Cette miniature, je ne l'avais pas achetée à Shiraz mais à Ispahan, dans un des ateliers de miniaturistes situé dans les arcades de la place royale, la fameuse Naqš-e Jahân, l'une des plus grandes au monde, édifiée au début du XVIIème siècle par le grand Shah Abbas et enviée alors par tous les rois du monde, y compris Louis XIV. On pourrait y passer des heures à admirer la finesse de la décoration des mosquées, à se promener, manger du nougat et profiter des reflets du coucher du soleil sur le dôme doré de la Mosquée du Sheikh Lutfallah, la Masjid-i Sadr. Ispahan, la ville dont ont rêvé tellement d'écrivains-voyageurs.

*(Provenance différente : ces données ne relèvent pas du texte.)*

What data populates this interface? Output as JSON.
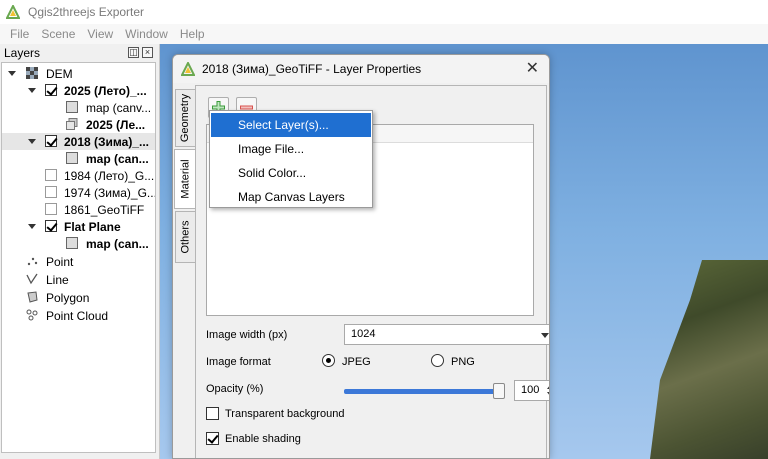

Ma préférence va cependant à Yazd, ville plus modeste mais tout aussi fascinante aux confins du désert près de l'ancienne route de la soie. Une ville de la chaleur qu'on dirait modelée dans de l'argile, avec ses maisons basses en terre glaise, ses étroites allées et ses tours à vent. Je l'aurais presque manquée si ce n'avait été pour les conseils de mon collègue. Don't miss it, m'avait-il dit. A Yazd, j'avais acheté la calligraphie que j'ai acrochée à côté de la miniature. Elle représente un vers du poète Rumi, autre grand poète perse du XIIIeme siècle que tous les Iraniens citent par coeur et dont j'ai oublié la traduction précise. La signification générale en serait "reste toujours fidèle à toi-même et ne laisse personne influencer tes idées". L'artiste lui-même m'avait traduit les vers et avait insisté pour qu'on prenne une photo ensemble, il voulait savoir chez qui allaient ses oeuvres. Aujourd'hui je les regarde et je me dis que j'ai bien fait d'y aller quand j'y suis allée.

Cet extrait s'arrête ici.